Whether you’ve been together for months or years, it pays
to think about your relationship if you want it to last. . Photo/FILE
Every relationship starts off with such excitement. At first you hardly know one another, but then you fall in love and decide to spend your lives together. But will you be able to stick it out?
In the first flush of love, it’s hard to imagine being grandparents. But hopefully that’s where you’re going. Can you really imagine putting up with your partner for all those years?
If it was their status or looks that drew you together, how will you feel about them as they put on weight, gather wrinkles, sag a bit and lose their hair — or their job.
We always say it’s forever, but it’s not really that easy any more. In the past, there was a lot of social pressure to stay together.
Now it’s more about how much effort you’re prepared to put into making each other happy.

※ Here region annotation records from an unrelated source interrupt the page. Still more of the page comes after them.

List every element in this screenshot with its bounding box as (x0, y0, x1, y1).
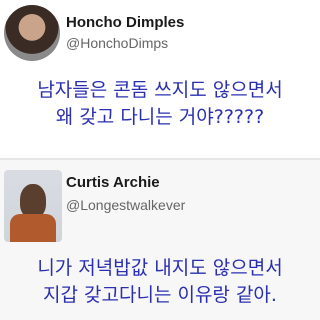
tweet-text-line: 지갑 갖고다니는 이유랑 같아. (43, 284, 277, 306)
user-handle[interactable]: @HonchoDimps (66, 35, 168, 51)
avatar-shirt (10, 214, 56, 242)
display-name[interactable]: Honcho Dimples (66, 14, 184, 31)
tweet-2: Curtis Archie @Longestwalkever 니가 저녁밥값 내… (0, 160, 320, 320)
avatar[interactable] (4, 5, 60, 61)
user-handle[interactable]: @Longestwalkever (66, 197, 185, 213)
tweet-text-line: 왜 갖고 다니는 거야????? (55, 106, 265, 128)
tweet-text-line: 남자들은 콘돔 쓰지도 않으면서 (37, 79, 283, 101)
tweet-text: 남자들은 콘돔 쓰지도 않으면서 왜 갖고 다니는 거야????? (0, 77, 320, 131)
tweet-text-line: 니가 저녁밥값 내지도 않으면서 (37, 257, 283, 279)
display-name[interactable]: Curtis Archie (66, 174, 160, 191)
avatar[interactable] (4, 170, 62, 242)
tweet-1: Honcho Dimples @HonchoDimps 남자들은 콘돔 쓰지도 … (0, 0, 320, 158)
avatar-face (20, 184, 46, 218)
tweet-text: 니가 저녁밥값 내지도 않으면서 지갑 갖고다니는 이유랑 같아. (0, 255, 320, 309)
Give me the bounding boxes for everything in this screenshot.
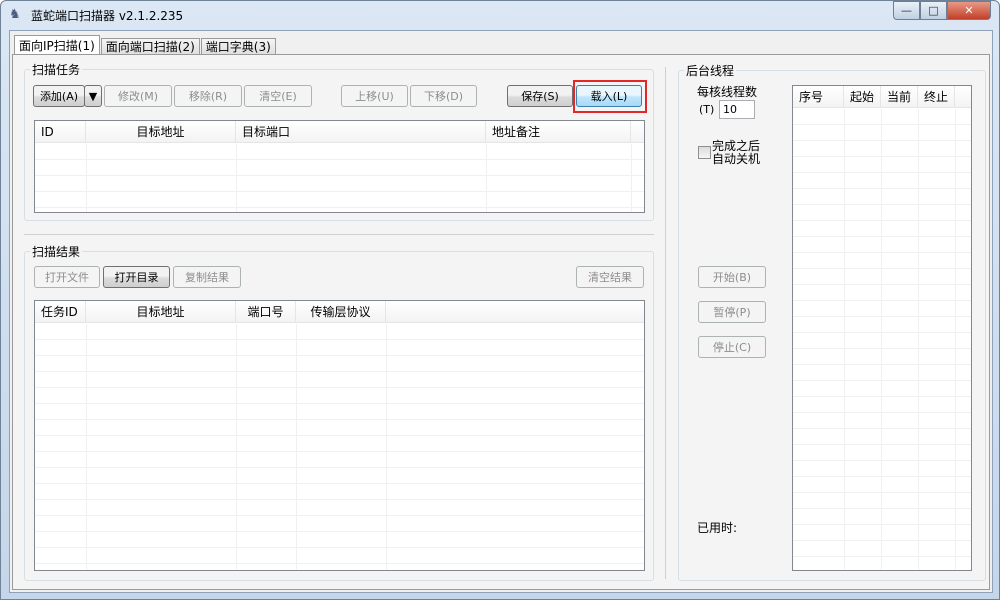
threads-per-core-input[interactable]: 10 [719,100,755,119]
threads-per-core-label: 每核线程数 [697,85,758,99]
save-button[interactable]: 保存(S) [507,85,573,107]
add-dropdown-button[interactable]: ▼ [84,85,102,107]
threads-title: 后台线程 [684,62,737,79]
thread-rows [793,109,971,570]
start-button[interactable]: 开始(B) [698,266,766,288]
result-table[interactable]: 任务ID 目标地址 端口号 传输层协议 [34,300,645,571]
copy-result-button[interactable]: 复制结果 [173,266,241,288]
clear-result-button[interactable]: 清空结果 [576,266,644,288]
tab-page: 扫描任务 添加(A) ▼ 修改(M) 移除(R) 清空(E) 上移(U) 下移(… [12,54,990,590]
open-file-button[interactable]: 打开文件 [34,266,100,288]
vertical-divider [665,67,666,579]
scan-result-title: 扫描结果 [30,243,83,260]
col-protocol[interactable]: 传输层协议 [296,301,386,322]
col-port[interactable]: 端口号 [236,301,296,322]
window-title: 蓝蛇端口扫描器 v2.1.2.235 [31,8,184,23]
threads-table[interactable]: 序号 起始 当前 终止 [792,85,972,571]
add-button[interactable]: 添加(A) [33,85,85,107]
threads-hotkey-label: (T) [699,103,715,116]
col-target-address[interactable]: 目标地址 [86,121,236,142]
result-rows [35,324,644,570]
clear-button[interactable]: 清空(E) [244,85,312,107]
title-bar: ♞ 蓝蛇端口扫描器 v2.1.2.235 [9,5,183,25]
move-down-button[interactable]: 下移(D) [410,85,477,107]
edit-button[interactable]: 修改(M) [104,85,172,107]
client-area: 面向IP扫描(1) 面向端口扫描(2) 端口字典(3) 扫描任务 添加(A) ▼… [9,30,993,593]
move-up-button[interactable]: 上移(U) [341,85,408,107]
divider [24,234,654,235]
task-rows [35,144,644,212]
col-id[interactable]: ID [35,121,86,142]
col-task-id[interactable]: 任务ID [35,301,86,322]
highlight-box [573,80,647,113]
col-current[interactable]: 当前 [881,86,918,107]
pause-button[interactable]: 暂停(P) [698,301,766,323]
col-address-note[interactable]: 地址备注 [486,121,631,142]
open-directory-button[interactable]: 打开目录 [103,266,170,288]
auto-shutdown-checkbox[interactable] [698,146,711,159]
app-window: ♞ 蓝蛇端口扫描器 v2.1.2.235 — □ ✕ 面向IP扫描(1) 面向端… [0,0,1000,600]
minimize-button[interactable]: — [893,1,920,20]
auto-shutdown-label[interactable]: 完成之后自动关机 [712,140,766,166]
col-end[interactable]: 终止 [918,86,955,107]
stop-button[interactable]: 停止(C) [698,336,766,358]
maximize-button[interactable]: □ [920,1,947,20]
col-start[interactable]: 起始 [844,86,881,107]
col-index[interactable]: 序号 [793,86,844,107]
app-icon: ♞ [9,7,21,22]
elapsed-time-label: 已用时: [697,521,738,535]
remove-button[interactable]: 移除(R) [174,85,242,107]
close-button[interactable]: ✕ [947,1,991,20]
scan-task-title: 扫描任务 [30,61,83,78]
col-target-port[interactable]: 目标端口 [236,121,486,142]
col-target-address[interactable]: 目标地址 [86,301,236,322]
tab-ip-scan[interactable]: 面向IP扫描(1) [14,35,100,56]
task-table[interactable]: ID 目标地址 目标端口 地址备注 [34,120,645,213]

Maybe not a lot, in a world of independence, high expectations and instant gratification.
And what of more serious issues? Couples survive infidelity, even neglect, so long as they can solve their underlying problems calmly.
But you’re unlikely to grow old together if difficulties are never properly resolved.
So whether you’ve been together for months or years, it pays to think about your relationship if you want it to last.
Because we change as we mature and grow older. Hopefully you’re in a relationship that still brings you joy and inspires you.
But you mustn’t neglect it if you want it to stay on track. So ask yourself whether you’re happy.
And whether you’re the most important people in each other’s lives — you must be if your relationship’s to last.
How intimate are you? Intimacy means a lot more than what you do in bed. It means being able to discuss every issue without stress.
Everything from money to your deepest fears. When you first met you never stopped talking. What about now?
Assured and secure
Ask yourself what your relationship means to you. Are you proud of it? Does it make you feel self assured and secure? Or submissive and anxious?
And how about your sex life? You chose your partner because you desired each other. But as the years pass, priorities often change.
So is sex still an important part of your lives together? Do you talk about what you like doing in bed? Reminisce about the good times?
Discuss things that didn’t work? Explore misunderstandings? Are you still wild and passionate together?
Enjoy trying each other’s ideas and fantasies? Or is sex just a duty?
And you need to constantly reassure each other. Being faithful isn’t just not sleeping with someone else, it’s continually re-affirming your love.
Accepting your partner for what they are and saying how much they mean to you.
Life’s all too short — so don’t settle for anything less than a good relationship, but really work at it when you find one!